O tempo e as mudanças
O tempo cobre o chão de verde manto,
que já coberto foi de neve fria.
Camões
Sou filho de juiz, neto de advogado e sobrinho de catedrático de Direito. Apesar de tudo isto, nunca fui um jurista de vocação e não me sinto habilitado a juntar a minha voz, nem a minha prosa aos meus companheiros, eminentes juristas, signatários do Manifesto dos 50 (que acho que já vai pelos 200), que eu assinei também, com muita honra.
Apenas junto aqui algumas recordações familiares, a contribuição que pode dar um literato com fumos de memorialista.
Havia no tempo do meu pai (que foi, antes de ser juiz, delegado do Ministério Público) dois institutos jurídicos que se repercutiam nas conversas em nossa casa, e que, ao que parece, caíram hoje em desuso.
Um era o “réu preso”. Se havia num processo um réu preso, meu pai saía de casa a qualquer hora e interrompia tudo o que estivesse a fazer para ir tratar daquela prisão.
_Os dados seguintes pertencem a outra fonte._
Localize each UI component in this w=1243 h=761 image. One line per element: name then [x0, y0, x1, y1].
Hoje, certamente não deixaria de ir passar férias connosco, deixando o réu à espera, preso na sua cadeia...
Outro era o “segredo de Justiça”. Havia assuntos que meu pai apenas conversava, sussurrando, com minha mãe (também licenciada em Direito), e que fazia por que eu não ouvisse. Eram os segredos da Justiça! Se fosse hoje, essas conversas em voz baixa estariam já transcritas em vários jornais, lidas em várias rádios e televisões e discutidas bravamente no espaço público, antes mesmo de meu pai poder trazê-las a julgamento.
Como a todas as coisas, aplica-se à Justiça o verso de Shakespeare: “O pensamento é o escravo da vida e a vida é o bufão do tempo.” Ou, voltando à citação em epígrafe do nosso Camões, o tempo cobriu, com seu manto ilusório de transparência, esses preceitos e procedimentos antigos, de que eu ainda me lembro. Deve ser hoje mais difícil seguir a carreira do Direito.
Mudando de assunto, penso muitas vezes que nós, os velhos, somos uma espécie de embaixadores do tempo passado junto do tempo presente. Apresentamos as nossas credenciais ao meter os papéis para a reforma, observamos e analisamos todas as mudanças em que já não participamos e surpreende-nos o novo, como me surpreenderam, nos meus tempos de embaixador no ativo, costumes, artes e tradições de outros povos.
O novo encerra a promessa e nós temos medo da desilusão. O novo encarna a força da vontade e nós temos a pele crestada das batalhas perdidas ou meio ganhas da nossa vida. Mas não nos iludamos: por muito que o estranhemos ou receemos, é o novo que tem a vida do seu lado. Por isso, como bons embaixadores do passado, compete-nos manter o diálogo e o intercâmbio de ideias e de experiências com os novos, junto de quem somos embaixadores acreditados pelo tempo.
O tempo tudo muda e o próprio mudar não é já como soía, como bem via Camões. As mudanças são aceleradas, as sociedades mudam com rapidez o seu modo de funcionamento, e o nosso problema, como dizia Keynes, é que sempre somos governados por pessoas formadas uma ou duas gerações anteriores às mudanças. Mas há algumas coisas que não mudam e são, por um lado os princípios e os valores, por outro os interesses e a ganância.
A guerra paira sobre nós, tal como no século passado e, afinal, tal como em todos os séculos passados. Há coisas que não mudam e Freud tinha razão quando, em 1915, dizia que a nossa pulsão de morte nos arrastava sem remissão para a guerra. E nós, embaixadores do século XX no século XXI, vemos com apreensão, e até com terror, tudo aquilo que afinal não mudou.